Integrating Compliance Features into Instant Payment Systems
For members looking to comply with enforcement regulations and prevent violations, the expectation of real-time funding to the creditor in instant payment systems can result in challenges like money laundering and fraud. Therefore, to facilitate compliance, OFAC encourages the inclusion of it in the design and development process so that system developers consider compliance controls when developing new payment technologies. Such developers are also encouraged to include sanctions compliance features, tools, and contractual clauses that allow system participants to maintain a sanctions compliance program commensurate with the risks presented by the particular instant payment system.
It is expected them to use sanction tools to provide a constant program for compliance against the risks resulting from instant payment systems.

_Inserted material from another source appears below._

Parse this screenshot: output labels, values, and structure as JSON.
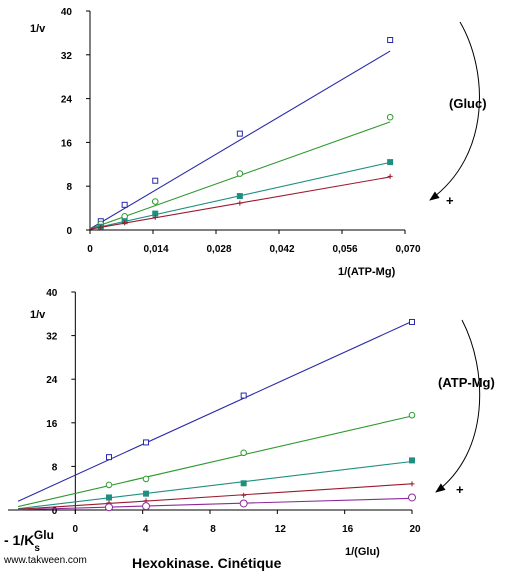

Instant payment systems can enable communication between participating financial institutions involved in processing payments to facilitate compliance with sanctions. This type of communication is often necessary to gather information about possible enforcement alerts. Without such a communication system, financial institutions may not be able to adjudicate warnings of potential enforcement concerns effectively. This can cause to process of payments without sufficient information or block or reject large volumes of transactions that do not involve an enforcement link. Instant payment systems, which allow a transaction to be removed from the automated process to provide sufficient time for the financial institution to investigate possible sanctions concerns, also help its participants mitigate their enforcement risks. In addition, determining minimum sanction compliance expectations for members in instant payment systems can also help reduce sanction risks.